Despite these promises and the significant investment many organizations are making in going digital, e-learning presents several challenges, including disengaged learners and lower learning effectiveness. One study of community and technical college students found that online courses have higher drop-out rates and fewer passing grades than classroom courses.

With these challenges in mind, organizations need to ensure that their investment in learning technologies is worthwhile. One way is to turn to neuroscience to understand how the brain learns and how to create optimal learning conditions for the brain.

What Does Neuroscience Say About Learning?

The AGES model for learning takes a neuroscientific look at how we learn and how to make learning stick. According to this model, we retain information when we focus enough attention on the material, take an active role in generating knowledge, have the right emotions in play and revisit the information regularly spacing. With careful planning and design, we can leverage this neuroscience research to maximize the impact of e-learning.

Designing E-Learning Systems That Engage These Factors

When we give something our attention, we activate our hippocampus, which is the region of the brain where learning takes place. There are three considerations to keep in mind about how attention affects learning:

  • We can hold our attention for only about 20 minutes.
  • Multitasking inhibits learning.
  • When training includes too much content in the same modality, it can lose learners’ attention.

The temptation with e-learning is often to cover too many subjects at once or to use long, information-rich modules. However, without an instructor or other learners in the room to help recapture participants’ attention, it is important that e-learning modules are simple, straightforward and recapture their attention every 20 minutes.

Generating information, including linking new information to knowledge we already have, is another important factor that activates our hippocampus. This happens in many ways, including:

  • Social information, where learners link their knowledge with knowledge that other learners share.
  • Metacognitive generation, where knowledge builds on itself.
  • Insight generation, where learners suddenly have an “Aha!” moment.

Giving learners the opportunity to start generating information after 20 minutes of learning can improve memory. In a classroom setting, this generation is social, but having a discussion on an e-learning platform is more difficult. You can manufacture the conditions for insight by, for example, giving the learners a simple puzzle to solve that links new information to previous knowledge.

Arousing the right emotions also activates the hippocampus and helps learning stick. By arousing positive emotions such as excitement and joy, you can engage learners and help ensure that their new knowledge sticks. However, negative emotions can do the opposite; if learners are upset or angry, their chances of retaining the information decrease significantly. One way of activating joy and excitement is by introducing an element of competition; engage learners in the excitement of trying to win, and help combat negative emotions by enabling small wins along the way.

Finally, by spacing learning, you can increase the long-term stickiness of your content. One study found that spacing was more effective than cramming for 90% of participants. You can encourage spacing by providing microlearning that follows up on training sessions or by creating apps and programs to use each week to integrate training into the everyday workplace.

Gamification: The Key to Hacking Neuroscience and Improving Training

Most organizations already understand the importance of games when it comes to attention; a well-designed game can turn a boring subject (e.g., company policy) into an exciting challenge. However, many are missing the trick of “hacking” neuroscience to create digital learning that engages all four factors of attention, generation, emotion and spacing.

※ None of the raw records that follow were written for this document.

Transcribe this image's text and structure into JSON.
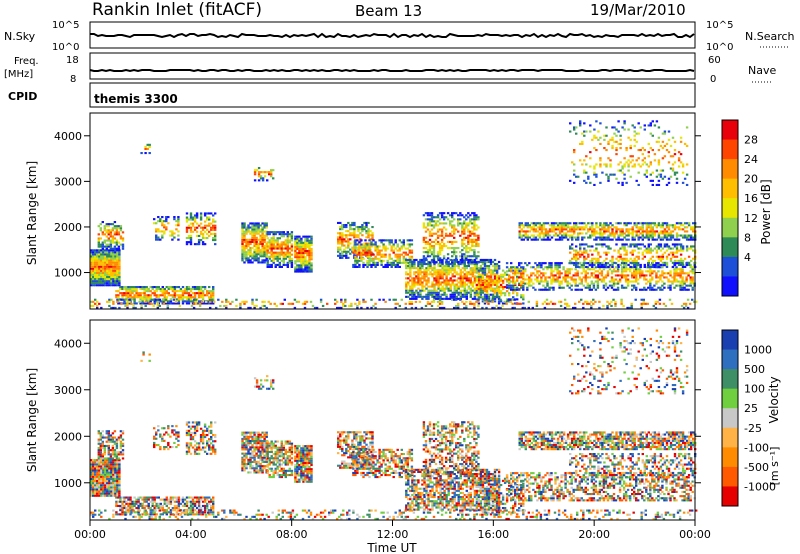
{
  "header": {
    "station": "Rankin Inlet (fitACF)",
    "beam": "Beam 13",
    "date": "19/Mar/2010"
  },
  "strip_labels": {
    "nsky": "N.Sky",
    "nsky_ticks": [
      "10^5",
      "10^0"
    ],
    "nsearch": "N.Search",
    "nsearch_ticks": [
      "10^5",
      "10^0"
    ],
    "freq": "Freq.",
    "freq_unit": "[MHz]",
    "freq_ticks": [
      "18",
      "8"
    ],
    "nave": "Nave",
    "nave_ticks": [
      "60",
      "0"
    ],
    "cpid": "CPID",
    "cpid_value": "themis 3300"
  },
  "chart_data": [
    {
      "type": "heatmap",
      "name": "power",
      "ylabel": "Slant Range [km]",
      "xlabel": "Time UT",
      "xticks": [
        "00:00",
        "04:00",
        "08:00",
        "12:00",
        "16:00",
        "20:00",
        "00:00"
      ],
      "xlim": [
        0,
        24
      ],
      "ylim": [
        200,
        4500
      ],
      "yticks": [
        1000,
        2000,
        3000,
        4000
      ],
      "colorbar": {
        "label": "Power [dB]",
        "ticks": [
          "28",
          "24",
          "20",
          "16",
          "12",
          "8",
          "4"
        ],
        "colors": [
          "#e8000b",
          "#ff4500",
          "#ff8c00",
          "#ffbf00",
          "#e6e600",
          "#8fd14f",
          "#2e8b57",
          "#1e4fd8",
          "#1010ff"
        ]
      }
    },
    {
      "type": "heatmap",
      "name": "velocity",
      "ylabel": "Slant Range [km]",
      "xlabel": "Time UT",
      "xticks": [
        "00:00",
        "04:00",
        "08:00",
        "12:00",
        "16:00",
        "20:00",
        "00:00"
      ],
      "xlim": [
        0,
        24
      ],
      "ylim": [
        200,
        4500
      ],
      "yticks": [
        1000,
        2000,
        3000,
        4000
      ],
      "colorbar": {
        "label": "Velocity",
        "unit": "[m s⁻¹]",
        "ticks": [
          "1000",
          "500",
          "100",
          "25",
          "-25",
          "-100",
          "-500",
          "-1000"
        ],
        "colors": [
          "#1a3fb0",
          "#2f6fbf",
          "#3e8e66",
          "#6fcf3f",
          "#c8c8c8",
          "#ffb347",
          "#ff8c00",
          "#ff5a00",
          "#e60000"
        ]
      }
    }
  ],
  "x_axis": {
    "label": "Time UT",
    "ticks": [
      "00:00",
      "04:00",
      "08:00",
      "12:00",
      "16:00",
      "20:00",
      "00:00"
    ]
  }
}
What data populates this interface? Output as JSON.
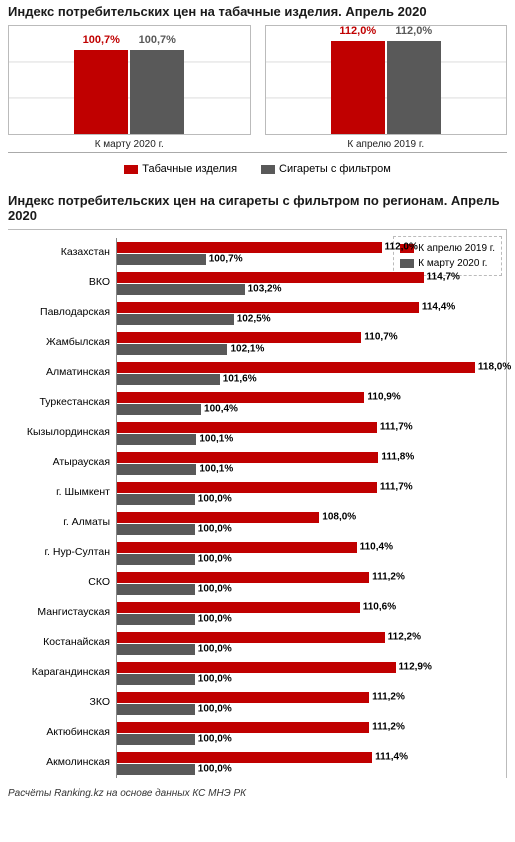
{
  "colors": {
    "red": "#c00000",
    "gray": "#595959",
    "grid": "#dcdcdc",
    "border": "#bbbbbb"
  },
  "chart1": {
    "title": "Индекс потребительских цен на табачные изделия. Апрель 2020",
    "ymax": 130,
    "groups": [
      {
        "xlabel": "К марту 2020 г.",
        "bars": [
          {
            "series": "tobacco",
            "value": 100.7,
            "label": "100,7%"
          },
          {
            "series": "cig",
            "value": 100.7,
            "label": "100,7%"
          }
        ]
      },
      {
        "xlabel": "К апрелю 2019 г.",
        "bars": [
          {
            "series": "tobacco",
            "value": 112.0,
            "label": "112,0%"
          },
          {
            "series": "cig",
            "value": 112.0,
            "label": "112,0%"
          }
        ]
      }
    ],
    "legend": [
      {
        "series": "tobacco",
        "label": "Табачные изделия"
      },
      {
        "series": "cig",
        "label": "Сигареты с фильтром"
      }
    ]
  },
  "chart2": {
    "title": "Индекс потребительских цен на сигареты с фильтром по регионам. Апрель 2020",
    "xbase": 95,
    "xmax": 120,
    "legend": [
      {
        "series": "apr19",
        "label": "К апрелю 2019 г."
      },
      {
        "series": "mar20",
        "label": "К марту 2020 г."
      }
    ],
    "rows": [
      {
        "label": "Казахстан",
        "apr19": 112.0,
        "apr19_lbl": "112,0%",
        "mar20": 100.7,
        "mar20_lbl": "100,7%"
      },
      {
        "label": "ВКО",
        "apr19": 114.7,
        "apr19_lbl": "114,7%",
        "mar20": 103.2,
        "mar20_lbl": "103,2%"
      },
      {
        "label": "Павлодарская",
        "apr19": 114.4,
        "apr19_lbl": "114,4%",
        "mar20": 102.5,
        "mar20_lbl": "102,5%"
      },
      {
        "label": "Жамбылская",
        "apr19": 110.7,
        "apr19_lbl": "110,7%",
        "mar20": 102.1,
        "mar20_lbl": "102,1%"
      },
      {
        "label": "Алматинская",
        "apr19": 118.0,
        "apr19_lbl": "118,0%",
        "mar20": 101.6,
        "mar20_lbl": "101,6%"
      },
      {
        "label": "Туркестанская",
        "apr19": 110.9,
        "apr19_lbl": "110,9%",
        "mar20": 100.4,
        "mar20_lbl": "100,4%"
      },
      {
        "label": "Кызылординская",
        "apr19": 111.7,
        "apr19_lbl": "111,7%",
        "mar20": 100.1,
        "mar20_lbl": "100,1%"
      },
      {
        "label": "Атырауская",
        "apr19": 111.8,
        "apr19_lbl": "111,8%",
        "mar20": 100.1,
        "mar20_lbl": "100,1%"
      },
      {
        "label": "г. Шымкент",
        "apr19": 111.7,
        "apr19_lbl": "111,7%",
        "mar20": 100.0,
        "mar20_lbl": "100,0%"
      },
      {
        "label": "г. Алматы",
        "apr19": 108.0,
        "apr19_lbl": "108,0%",
        "mar20": 100.0,
        "mar20_lbl": "100,0%"
      },
      {
        "label": "г. Нур-Султан",
        "apr19": 110.4,
        "apr19_lbl": "110,4%",
        "mar20": 100.0,
        "mar20_lbl": "100,0%"
      },
      {
        "label": "СКО",
        "apr19": 111.2,
        "apr19_lbl": "111,2%",
        "mar20": 100.0,
        "mar20_lbl": "100,0%"
      },
      {
        "label": "Мангистауская",
        "apr19": 110.6,
        "apr19_lbl": "110,6%",
        "mar20": 100.0,
        "mar20_lbl": "100,0%"
      },
      {
        "label": "Костанайская",
        "apr19": 112.2,
        "apr19_lbl": "112,2%",
        "mar20": 100.0,
        "mar20_lbl": "100,0%"
      },
      {
        "label": "Карагандинская",
        "apr19": 112.9,
        "apr19_lbl": "112,9%",
        "mar20": 100.0,
        "mar20_lbl": "100,0%"
      },
      {
        "label": "ЗКО",
        "apr19": 111.2,
        "apr19_lbl": "111,2%",
        "mar20": 100.0,
        "mar20_lbl": "100,0%"
      },
      {
        "label": "Актюбинская",
        "apr19": 111.2,
        "apr19_lbl": "111,2%",
        "mar20": 100.0,
        "mar20_lbl": "100,0%"
      },
      {
        "label": "Акмолинская",
        "apr19": 111.4,
        "apr19_lbl": "111,4%",
        "mar20": 100.0,
        "mar20_lbl": "100,0%"
      }
    ]
  },
  "footer": "Расчёты Ranking.kz на основе данных КС МНЭ РК"
}
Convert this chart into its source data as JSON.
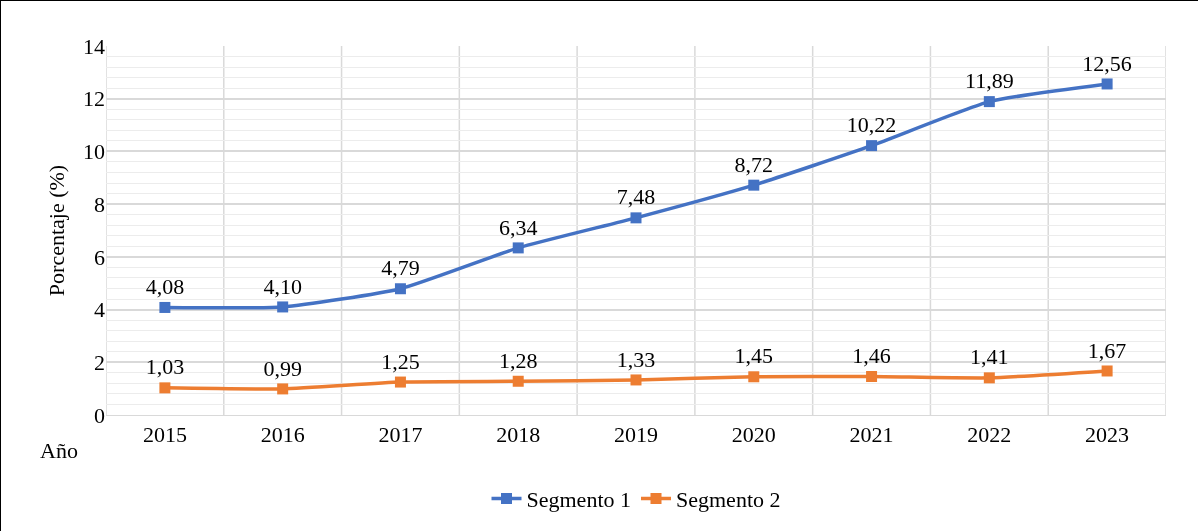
{
  "chart_data": {
    "type": "line",
    "ylabel": "Porcentaje (%)",
    "xlabel": "Año",
    "categories": [
      "2015",
      "2016",
      "2017",
      "2018",
      "2019",
      "2020",
      "2021",
      "2022",
      "2023"
    ],
    "series": [
      {
        "name": "Segmento 1",
        "color": "#4472c4",
        "values": [
          4.08,
          4.1,
          4.79,
          6.34,
          7.48,
          8.72,
          10.22,
          11.89,
          12.56
        ],
        "value_labels": [
          "4,08",
          "4,10",
          "4,79",
          "6,34",
          "7,48",
          "8,72",
          "10,22",
          "11,89",
          "12,56"
        ]
      },
      {
        "name": "Segmento 2",
        "color": "#ed7d31",
        "values": [
          1.03,
          0.99,
          1.25,
          1.28,
          1.33,
          1.45,
          1.46,
          1.41,
          1.67
        ],
        "value_labels": [
          "1,03",
          "0,99",
          "1,25",
          "1,28",
          "1,33",
          "1,45",
          "1,46",
          "1,41",
          "1,67"
        ]
      }
    ],
    "ylim": [
      0,
      14
    ],
    "yticks": [
      0,
      2,
      4,
      6,
      8,
      10,
      12,
      14
    ],
    "grid": true,
    "legend": "bottom",
    "marker": "square",
    "line_style": "solid"
  }
}
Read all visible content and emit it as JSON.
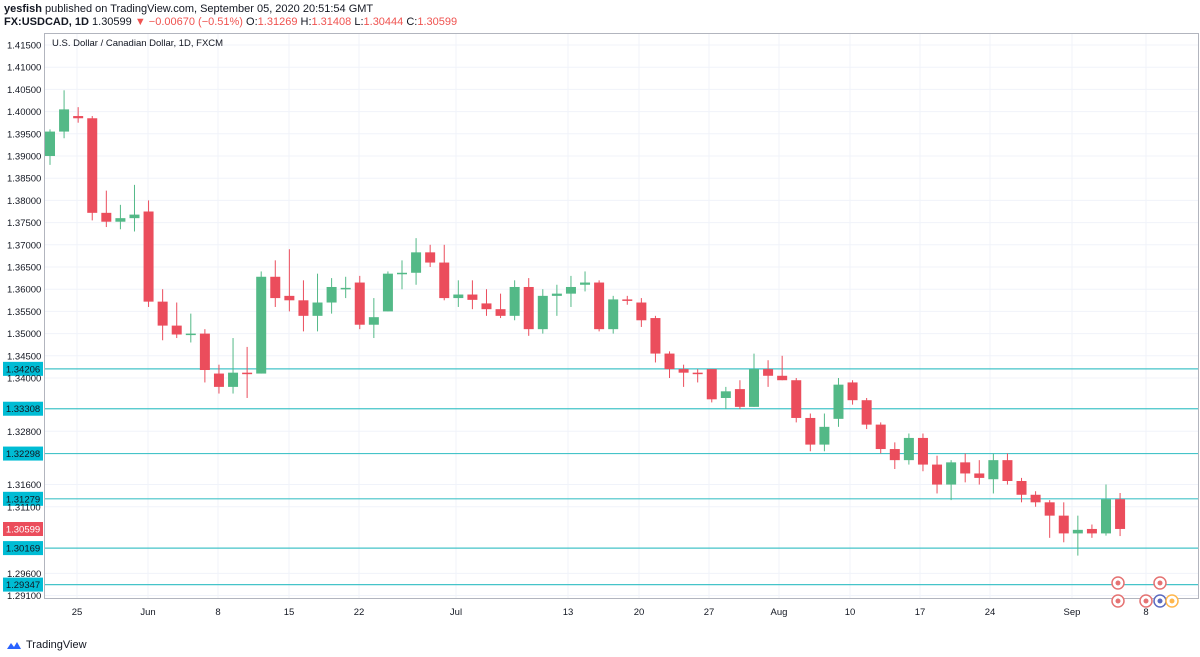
{
  "header": {
    "line1_user": "yesfish",
    "line1_rest": " published on TradingView.com, September 05, 2020 20:51:54 GMT",
    "symbol": "FX:USDCAD, 1D",
    "last": "1.30599",
    "change": "▼ −0.00670 (−0.51%)",
    "o_label": "O:",
    "o_value": "1.31269",
    "h_label": "H:",
    "h_value": "1.31408",
    "l_label": "L:",
    "l_value": "1.30444",
    "c_label": "C:",
    "c_value": "1.30599"
  },
  "footer": {
    "brand": "TradingView"
  },
  "colors": {
    "up": "#53b987",
    "down": "#eb4d5c",
    "level_line": "#45c4c9",
    "level_tag": "#00bcd4",
    "last_tag": "#eb4d5c",
    "grid": "#f0f3fa"
  },
  "chart_data": {
    "type": "candlestick",
    "title": "U.S. Dollar / Canadian Dollar, 1D, FXCM",
    "y_ticks": [
      "1.41500",
      "1.41000",
      "1.40500",
      "1.40000",
      "1.39500",
      "1.39000",
      "1.38500",
      "1.38000",
      "1.37500",
      "1.37000",
      "1.36500",
      "1.36000",
      "1.35500",
      "1.35000",
      "1.34500",
      "1.34000",
      "1.32800",
      "1.31600",
      "1.31100",
      "1.29600",
      "1.29100"
    ],
    "x_ticks": [
      "25",
      "Jun",
      "8",
      "15",
      "22",
      "Jul",
      "13",
      "20",
      "27",
      "Aug",
      "10",
      "17",
      "24",
      "Sep",
      "8"
    ],
    "levels": [
      "1.34206",
      "1.33308",
      "1.32298",
      "1.31279",
      "1.30169",
      "1.29347"
    ],
    "last_price": "1.30599",
    "candles": [
      {
        "o": 1.39,
        "h": 1.396,
        "l": 1.388,
        "c": 1.3955
      },
      {
        "o": 1.3955,
        "h": 1.4048,
        "l": 1.394,
        "c": 1.4005
      },
      {
        "o": 1.399,
        "h": 1.401,
        "l": 1.3975,
        "c": 1.3985
      },
      {
        "o": 1.3985,
        "h": 1.399,
        "l": 1.3755,
        "c": 1.3772
      },
      {
        "o": 1.3772,
        "h": 1.3822,
        "l": 1.374,
        "c": 1.3752
      },
      {
        "o": 1.3752,
        "h": 1.379,
        "l": 1.3735,
        "c": 1.376
      },
      {
        "o": 1.376,
        "h": 1.3835,
        "l": 1.373,
        "c": 1.3768
      },
      {
        "o": 1.3775,
        "h": 1.38,
        "l": 1.356,
        "c": 1.3572
      },
      {
        "o": 1.3572,
        "h": 1.36,
        "l": 1.3485,
        "c": 1.3518
      },
      {
        "o": 1.3518,
        "h": 1.357,
        "l": 1.349,
        "c": 1.3498
      },
      {
        "o": 1.3498,
        "h": 1.3545,
        "l": 1.348,
        "c": 1.35
      },
      {
        "o": 1.35,
        "h": 1.351,
        "l": 1.339,
        "c": 1.3418
      },
      {
        "o": 1.341,
        "h": 1.343,
        "l": 1.3365,
        "c": 1.338
      },
      {
        "o": 1.338,
        "h": 1.349,
        "l": 1.3365,
        "c": 1.3412
      },
      {
        "o": 1.3412,
        "h": 1.347,
        "l": 1.3355,
        "c": 1.341
      },
      {
        "o": 1.341,
        "h": 1.364,
        "l": 1.341,
        "c": 1.3628
      },
      {
        "o": 1.3628,
        "h": 1.3665,
        "l": 1.356,
        "c": 1.358
      },
      {
        "o": 1.3585,
        "h": 1.369,
        "l": 1.355,
        "c": 1.3575
      },
      {
        "o": 1.3575,
        "h": 1.362,
        "l": 1.3505,
        "c": 1.354
      },
      {
        "o": 1.354,
        "h": 1.3635,
        "l": 1.3505,
        "c": 1.357
      },
      {
        "o": 1.357,
        "h": 1.3625,
        "l": 1.3545,
        "c": 1.3605
      },
      {
        "o": 1.36,
        "h": 1.3628,
        "l": 1.358,
        "c": 1.3603
      },
      {
        "o": 1.3615,
        "h": 1.363,
        "l": 1.351,
        "c": 1.352
      },
      {
        "o": 1.352,
        "h": 1.358,
        "l": 1.349,
        "c": 1.3537
      },
      {
        "o": 1.355,
        "h": 1.364,
        "l": 1.355,
        "c": 1.3635
      },
      {
        "o": 1.3635,
        "h": 1.3665,
        "l": 1.36,
        "c": 1.3637
      },
      {
        "o": 1.3637,
        "h": 1.3715,
        "l": 1.361,
        "c": 1.3683
      },
      {
        "o": 1.3683,
        "h": 1.37,
        "l": 1.365,
        "c": 1.366
      },
      {
        "o": 1.366,
        "h": 1.37,
        "l": 1.3575,
        "c": 1.358
      },
      {
        "o": 1.358,
        "h": 1.362,
        "l": 1.356,
        "c": 1.3588
      },
      {
        "o": 1.3588,
        "h": 1.362,
        "l": 1.3555,
        "c": 1.3576
      },
      {
        "o": 1.3568,
        "h": 1.36,
        "l": 1.354,
        "c": 1.3555
      },
      {
        "o": 1.3555,
        "h": 1.359,
        "l": 1.3535,
        "c": 1.354
      },
      {
        "o": 1.354,
        "h": 1.362,
        "l": 1.353,
        "c": 1.3605
      },
      {
        "o": 1.3605,
        "h": 1.3625,
        "l": 1.3495,
        "c": 1.351
      },
      {
        "o": 1.351,
        "h": 1.36,
        "l": 1.35,
        "c": 1.3585
      },
      {
        "o": 1.3585,
        "h": 1.361,
        "l": 1.354,
        "c": 1.359
      },
      {
        "o": 1.359,
        "h": 1.363,
        "l": 1.356,
        "c": 1.3605
      },
      {
        "o": 1.361,
        "h": 1.364,
        "l": 1.3595,
        "c": 1.3615
      },
      {
        "o": 1.3615,
        "h": 1.362,
        "l": 1.3505,
        "c": 1.351
      },
      {
        "o": 1.351,
        "h": 1.3585,
        "l": 1.35,
        "c": 1.3577
      },
      {
        "o": 1.3577,
        "h": 1.3585,
        "l": 1.3565,
        "c": 1.3575
      },
      {
        "o": 1.357,
        "h": 1.358,
        "l": 1.3515,
        "c": 1.353
      },
      {
        "o": 1.3535,
        "h": 1.354,
        "l": 1.3435,
        "c": 1.3455
      },
      {
        "o": 1.3455,
        "h": 1.346,
        "l": 1.34,
        "c": 1.342
      },
      {
        "o": 1.342,
        "h": 1.343,
        "l": 1.338,
        "c": 1.3412
      },
      {
        "o": 1.3412,
        "h": 1.342,
        "l": 1.339,
        "c": 1.341
      },
      {
        "o": 1.342,
        "h": 1.342,
        "l": 1.3345,
        "c": 1.3352
      },
      {
        "o": 1.3355,
        "h": 1.338,
        "l": 1.333,
        "c": 1.337
      },
      {
        "o": 1.3375,
        "h": 1.3395,
        "l": 1.333,
        "c": 1.3335
      },
      {
        "o": 1.3335,
        "h": 1.3455,
        "l": 1.3335,
        "c": 1.342
      },
      {
        "o": 1.342,
        "h": 1.344,
        "l": 1.338,
        "c": 1.3405
      },
      {
        "o": 1.3405,
        "h": 1.345,
        "l": 1.3395,
        "c": 1.3395
      },
      {
        "o": 1.3395,
        "h": 1.34,
        "l": 1.33,
        "c": 1.331
      },
      {
        "o": 1.331,
        "h": 1.332,
        "l": 1.3235,
        "c": 1.325
      },
      {
        "o": 1.325,
        "h": 1.332,
        "l": 1.3235,
        "c": 1.329
      },
      {
        "o": 1.3308,
        "h": 1.34,
        "l": 1.329,
        "c": 1.3385
      },
      {
        "o": 1.339,
        "h": 1.3395,
        "l": 1.334,
        "c": 1.335
      },
      {
        "o": 1.335,
        "h": 1.3355,
        "l": 1.3285,
        "c": 1.3295
      },
      {
        "o": 1.3295,
        "h": 1.33,
        "l": 1.323,
        "c": 1.324
      },
      {
        "o": 1.324,
        "h": 1.3255,
        "l": 1.3195,
        "c": 1.3215
      },
      {
        "o": 1.3215,
        "h": 1.3275,
        "l": 1.3205,
        "c": 1.3265
      },
      {
        "o": 1.3265,
        "h": 1.3275,
        "l": 1.319,
        "c": 1.3205
      },
      {
        "o": 1.3205,
        "h": 1.3225,
        "l": 1.314,
        "c": 1.316
      },
      {
        "o": 1.316,
        "h": 1.3215,
        "l": 1.3125,
        "c": 1.321
      },
      {
        "o": 1.321,
        "h": 1.323,
        "l": 1.3165,
        "c": 1.3185
      },
      {
        "o": 1.3185,
        "h": 1.3215,
        "l": 1.316,
        "c": 1.3175
      },
      {
        "o": 1.3172,
        "h": 1.323,
        "l": 1.314,
        "c": 1.3215
      },
      {
        "o": 1.3215,
        "h": 1.323,
        "l": 1.316,
        "c": 1.3168
      },
      {
        "o": 1.3168,
        "h": 1.3175,
        "l": 1.312,
        "c": 1.3137
      },
      {
        "o": 1.3137,
        "h": 1.3145,
        "l": 1.311,
        "c": 1.312
      },
      {
        "o": 1.312,
        "h": 1.3125,
        "l": 1.304,
        "c": 1.309
      },
      {
        "o": 1.309,
        "h": 1.312,
        "l": 1.303,
        "c": 1.305
      },
      {
        "o": 1.305,
        "h": 1.309,
        "l": 1.3,
        "c": 1.3058
      },
      {
        "o": 1.306,
        "h": 1.307,
        "l": 1.304,
        "c": 1.305
      },
      {
        "o": 1.305,
        "h": 1.316,
        "l": 1.3045,
        "c": 1.3127
      },
      {
        "o": 1.3127,
        "h": 1.3141,
        "l": 1.3044,
        "c": 1.306
      }
    ]
  }
}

Gamified e-learning doesn’t need to be overcomplicated, and we can look outside the training industry to find great examples of apps that work. For example, Duolingo is one of the most popular language-learning apps in the world. Its gamified model incorporates competition through levels and points, spacing with daily reminders, and even a social generation aspect with online discussion forums. The model is simple and effective.

If you are serious about investing in e-learning and want to optimize your training, why not take a hint from one of the world’s most popular learning apps and hack neuroscience with gamification?